Figure 12. The biosensor cleavage in cell lysates.

Left panel, Triton X-100 (0.1%) does not affect the efficiency of furin proteolysis of the biosensor. The biosensor was co-incubated with purified furin (5 fmol and 50 fmol) for 0-120 min with or without 0.1% Triton X-100. Right panel, the biosensor was co-incubated 1 h with purified furin at the indicated enzyme-substrate molar ratio. The digests were analyzed by SDS-gel electrophoresis followed by Coomassie staining. Where indicated, reactions contained 0.1% Triton X-100.

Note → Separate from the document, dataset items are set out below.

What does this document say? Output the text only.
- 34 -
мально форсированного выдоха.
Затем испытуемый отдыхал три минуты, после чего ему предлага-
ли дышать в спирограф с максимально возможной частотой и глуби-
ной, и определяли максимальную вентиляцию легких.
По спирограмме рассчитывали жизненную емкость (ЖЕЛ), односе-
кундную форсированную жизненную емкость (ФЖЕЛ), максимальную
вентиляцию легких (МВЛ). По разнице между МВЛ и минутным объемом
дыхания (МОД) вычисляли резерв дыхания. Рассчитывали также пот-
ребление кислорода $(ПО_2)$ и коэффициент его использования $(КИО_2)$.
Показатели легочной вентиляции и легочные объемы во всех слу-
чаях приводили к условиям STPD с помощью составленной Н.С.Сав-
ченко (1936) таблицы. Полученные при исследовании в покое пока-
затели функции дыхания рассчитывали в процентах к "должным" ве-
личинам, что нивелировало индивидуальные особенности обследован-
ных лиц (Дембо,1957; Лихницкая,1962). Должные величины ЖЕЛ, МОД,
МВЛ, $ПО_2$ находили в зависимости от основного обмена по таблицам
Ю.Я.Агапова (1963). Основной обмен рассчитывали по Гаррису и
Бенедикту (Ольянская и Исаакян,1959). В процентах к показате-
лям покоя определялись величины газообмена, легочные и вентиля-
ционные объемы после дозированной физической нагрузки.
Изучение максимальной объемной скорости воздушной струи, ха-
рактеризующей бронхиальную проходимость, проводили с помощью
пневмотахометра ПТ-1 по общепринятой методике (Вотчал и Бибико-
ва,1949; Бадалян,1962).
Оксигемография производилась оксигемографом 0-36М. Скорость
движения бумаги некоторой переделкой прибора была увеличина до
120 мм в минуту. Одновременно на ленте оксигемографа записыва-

Figure 13. The biosensor allows to measure reliably furin activity in cell lysates.

The time course of the biosensor cleavage by the MCF-7, LoVo and U251 total cell lysates. The cells were lysed for 1 h at 4°C in the buffer containing 0.1% Triton X-100. The insoluble material was discarded by centrifugation. The supernatant aliquots (50 µg total protein; an equivalent of ∼5×10⁴ cells) were co-incubated for 2 h at 37°C with the biosensor (100 pmol).

Figure 14. The fluorescent peptide substrate does not allow to measure reliably furin activity in cell lysates.

A, the cleavage of Pyr-RTKR-AMC by the supernatant aliquots (50 µg total protein for MCF-7 and LoVo cells and 5 µg total protein for U251 cells). RFU, relative fluorescence unit. B, the biosensor (100 pmol) was co-incubated for 2 h with the total cell lysates or with the purified furin (100 fmol). The digests were analyzed by Western blotting with the GFP antibody. Where indicated, dec-RVKR-cmk was added to the reactions. WB, Western blotting.